All that mattered was remembering that whatever Angie wanted, Angie got, and whatever belonged to her, stayed as hers. She never let any of her possessions go, and that applied to people just as much as it did to items. She would never let Emmie leave or have anyone else in her life more important than her big sis. Angie would see to it personally. Emmie was hers. That was that. They didn't need anyone else, and anyone else who was interested could find their own pack somewhere else.
The Dolly scurried from her hiding place after that, swift to return to a more… public place of Angie's abode. The last thing she wanted was for Angie to come back and discover her hiding in the empty room. Emmie was running more errands for Angie, hence why the Dolly was not with Emmie today. As she raced back to the upstairs, she remembered something else.

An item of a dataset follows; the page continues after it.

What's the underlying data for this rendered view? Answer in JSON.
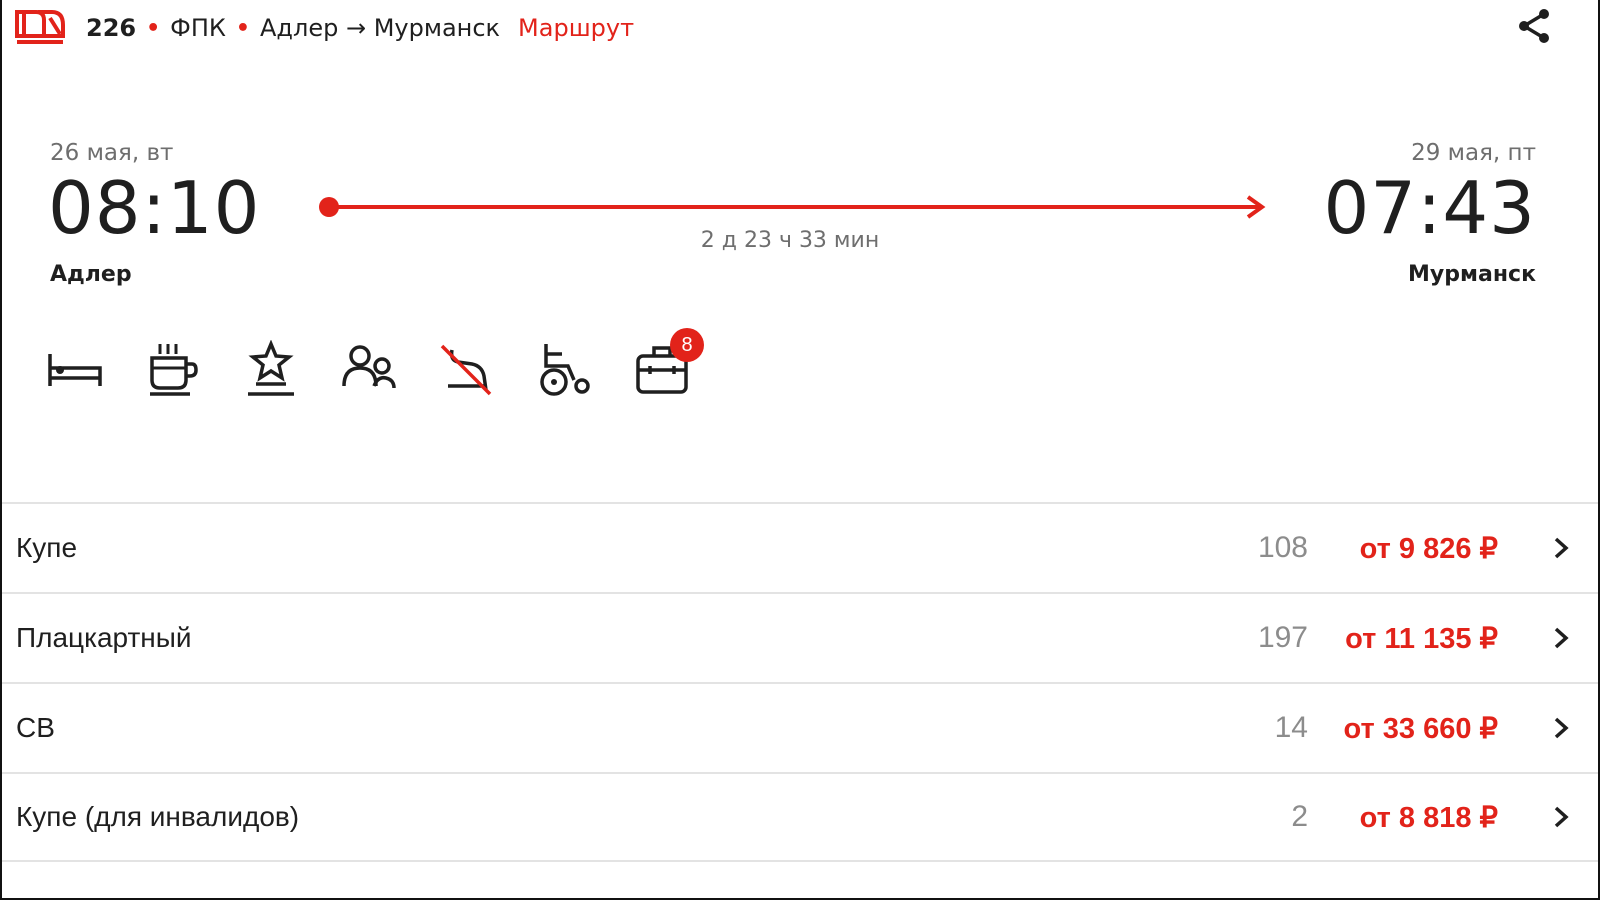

Angie and Emmie owned properties and hideouts around the country, but of the handful they frequented the most often, Emmie sometimes called them Dollhouses (though Angie preferred to call them Abattoirs since it sounded more refined). The Dolly had come to see just how fitting both names really were. It was a place of slaughter, certainly, and none inside would ever escape the iron grip of the cruel head of the house.
The world was a stage, Angie was the director, and she was more than happy to collect and kill off as many cast members and characters as she wanted. It was her story after all, as far as she was concerned, and who would tell her otherwise? Toys did not challenge their maker, and the world would've been wise to remember that she was the one who pulled all the strings.